Databasin (How to create Pipelines)
This guide will show how to create pipelines in databasin.
Creating pipeline
Field Definitions to pay attention to:
Pipeline Name - Name for pipeline
Source Connector - Dropdown to select source for pipeline. Refer how to create connector for more information.
Target Connector - Dropdown to select target connector for pipeline
Target Type - Target type choose between Datalake and Data Warehouse
Target Catalog Name - Target Catalog name if you want to put data into different Catalog. Default is cleansed.
Automatically Create Catalogs - Check if you want to create catalog if not exists.
Naming Convention - Choose short name or long name. Short name are same as source naming convention. Long Names are appended by schemaname.

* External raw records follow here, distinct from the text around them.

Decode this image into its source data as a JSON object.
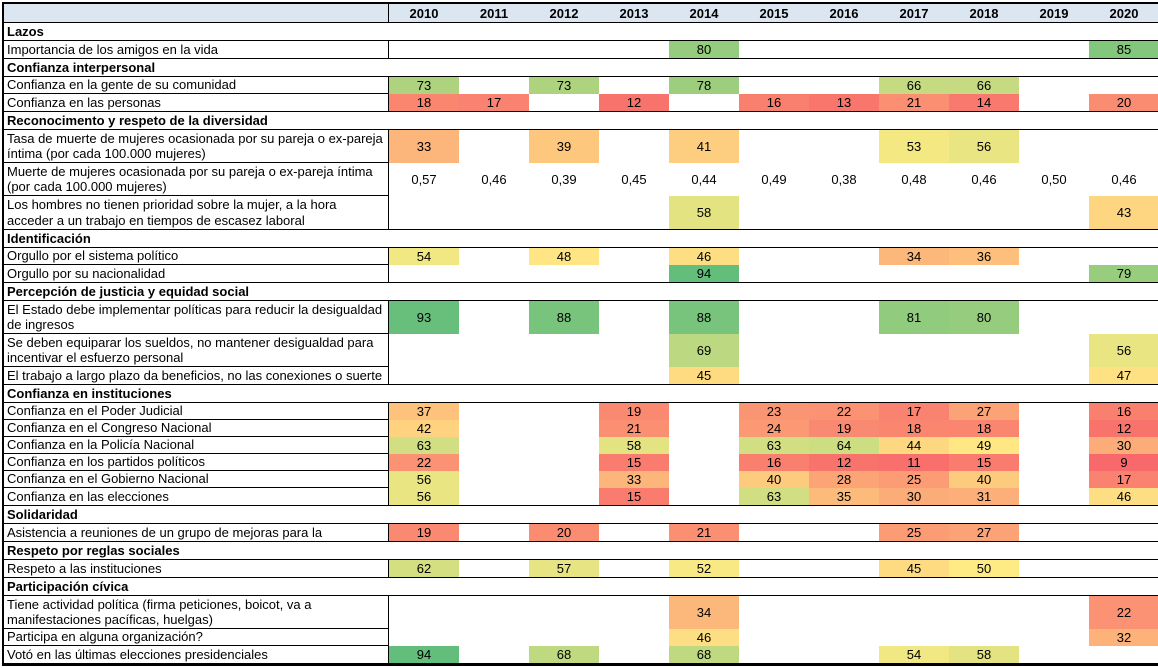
{
  "chart_data": {
    "type": "heatmap",
    "title": "",
    "columns": [
      "2010",
      "2011",
      "2012",
      "2013",
      "2014",
      "2015",
      "2016",
      "2017",
      "2018",
      "2019",
      "2020"
    ],
    "legend": "cell fill encodes value: red=low, yellow=mid, green=high",
    "color_scale": {
      "min": 9,
      "mid": 50,
      "max": 94,
      "min_color": "#F8696B",
      "mid_color": "#FFEB84",
      "max_color": "#63BE7B"
    },
    "header_bg": "#DCE6F1",
    "border_color": "#000000",
    "sections": [
      {
        "title": "Lazos",
        "rows": [
          {
            "label": "Importancia de los amigos en la vida",
            "lines": 1,
            "values": [
              null,
              null,
              null,
              null,
              80,
              null,
              null,
              null,
              null,
              null,
              85
            ]
          }
        ]
      },
      {
        "title": "Confianza interpersonal",
        "rows": [
          {
            "label": "Confianza en la gente de su comunidad",
            "lines": 1,
            "values": [
              73,
              null,
              73,
              null,
              78,
              null,
              null,
              66,
              66,
              null,
              null
            ]
          },
          {
            "label": "Confianza en las personas",
            "lines": 1,
            "values": [
              18,
              17,
              null,
              12,
              null,
              16,
              13,
              21,
              14,
              null,
              20
            ]
          }
        ]
      },
      {
        "title": "Reconocimento y respeto de la diversidad",
        "rows": [
          {
            "label": "Tasa de muerte de mujeres ocasionada por su pareja o ex-pareja íntima (por cada 100.000 mujeres)",
            "lines": 2,
            "values": [
              33,
              null,
              39,
              null,
              41,
              null,
              null,
              53,
              56,
              null,
              null
            ]
          },
          {
            "label": "Muerte de mujeres ocasionada por su pareja o ex-pareja íntima (por cada 100.000 mujeres)",
            "lines": 2,
            "values": [
              "0,57",
              "0,46",
              "0,39",
              "0,45",
              "0,44",
              "0,49",
              "0,38",
              "0,48",
              "0,46",
              "0,50",
              "0,46"
            ]
          },
          {
            "label": "Los hombres no tienen prioridad sobre la mujer, a la hora acceder a un trabajo en tiempos de escasez laboral",
            "lines": 2,
            "values": [
              null,
              null,
              null,
              null,
              58,
              null,
              null,
              null,
              null,
              null,
              43
            ]
          }
        ]
      },
      {
        "title": "Identificación",
        "rows": [
          {
            "label": "Orgullo por el sistema político",
            "lines": 1,
            "values": [
              54,
              null,
              48,
              null,
              46,
              null,
              null,
              34,
              36,
              null,
              null
            ]
          },
          {
            "label": "Orgullo por su nacionalidad",
            "lines": 1,
            "values": [
              null,
              null,
              null,
              null,
              94,
              null,
              null,
              null,
              null,
              null,
              79
            ]
          }
        ]
      },
      {
        "title": "Percepción de justicia y equidad social",
        "rows": [
          {
            "label": "El Estado debe implementar políticas para reducir la desigualdad de ingresos",
            "lines": 2,
            "values": [
              93,
              null,
              88,
              null,
              88,
              null,
              null,
              81,
              80,
              null,
              null
            ]
          },
          {
            "label": "Se deben equiparar los sueldos, no mantener desigualdad para incentivar el esfuerzo personal",
            "lines": 2,
            "values": [
              null,
              null,
              null,
              null,
              69,
              null,
              null,
              null,
              null,
              null,
              56
            ]
          },
          {
            "label": "El trabajo a largo plazo da beneficios, no las conexiones o suerte",
            "lines": 1,
            "values": [
              null,
              null,
              null,
              null,
              45,
              null,
              null,
              null,
              null,
              null,
              47
            ]
          }
        ]
      },
      {
        "title": "Confianza en instituciones",
        "rows": [
          {
            "label": "Confianza en el Poder Judicial",
            "lines": 1,
            "values": [
              37,
              null,
              null,
              19,
              null,
              23,
              22,
              17,
              27,
              null,
              16
            ]
          },
          {
            "label": "Confianza en el Congreso Nacional",
            "lines": 1,
            "values": [
              42,
              null,
              null,
              21,
              null,
              24,
              19,
              18,
              18,
              null,
              12
            ]
          },
          {
            "label": "Confianza en la Policía Nacional",
            "lines": 1,
            "values": [
              63,
              null,
              null,
              58,
              null,
              63,
              64,
              44,
              49,
              null,
              30
            ]
          },
          {
            "label": "Confianza en los partidos políticos",
            "lines": 1,
            "values": [
              22,
              null,
              null,
              15,
              null,
              16,
              12,
              11,
              15,
              null,
              9
            ]
          },
          {
            "label": "Confianza en el Gobierno Nacional",
            "lines": 1,
            "values": [
              56,
              null,
              null,
              33,
              null,
              40,
              28,
              25,
              40,
              null,
              17
            ]
          },
          {
            "label": "Confianza en las elecciones",
            "lines": 1,
            "values": [
              56,
              null,
              null,
              15,
              null,
              63,
              35,
              30,
              31,
              null,
              46
            ]
          }
        ]
      },
      {
        "title": "Solidaridad",
        "rows": [
          {
            "label": "Asistencia a reuniones de un grupo de mejoras para la",
            "lines": 1,
            "values": [
              19,
              null,
              20,
              null,
              21,
              null,
              null,
              25,
              27,
              null,
              null
            ]
          }
        ]
      },
      {
        "title": "Respeto por reglas sociales",
        "rows": [
          {
            "label": "Respeto a las instituciones",
            "lines": 1,
            "values": [
              62,
              null,
              57,
              null,
              52,
              null,
              null,
              45,
              50,
              null,
              null
            ]
          }
        ]
      },
      {
        "title": "Participación cívica",
        "rows": [
          {
            "label": "Tiene actividad política (firma peticiones, boicot, va a manifestaciones pacíficas, huelgas)",
            "lines": 2,
            "values": [
              null,
              null,
              null,
              null,
              34,
              null,
              null,
              null,
              null,
              null,
              22
            ]
          },
          {
            "label": "Participa en alguna organización?",
            "lines": 1,
            "values": [
              null,
              null,
              null,
              null,
              46,
              null,
              null,
              null,
              null,
              null,
              32
            ]
          },
          {
            "label": "Votó en las últimas elecciones presidenciales",
            "lines": 1,
            "values": [
              94,
              null,
              68,
              null,
              68,
              null,
              null,
              54,
              58,
              null,
              null
            ]
          }
        ]
      }
    ]
  }
}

Move to next step. Next step is selecting catalog
Move to next step. Next step is selecting artifacts
Move to next step. Next step is selecting column
Move to next step. Next step is selecting Ingestion Options
Use pencil sign to edit if you want to make snapshot to delta or vice versa
Move to next step. Next step is Finalizing Options
Select schedule, alert and job cluster size
Job Cluster plays important role.
If you know your tables are big then use job cluster size
Following are parameters to select job cluster size
S (small) 8 core 32 Gb
M (Medium) 16 Core 64 Gb
L (Large) 32 Core 128 Gb
XL (Excel) 32 Core 128 Gb
Job Timeout
Job timeout is time azure will kill your job if ran over. So make sure to know how long it will take. Timeout will kill job and potential loss of logs and details.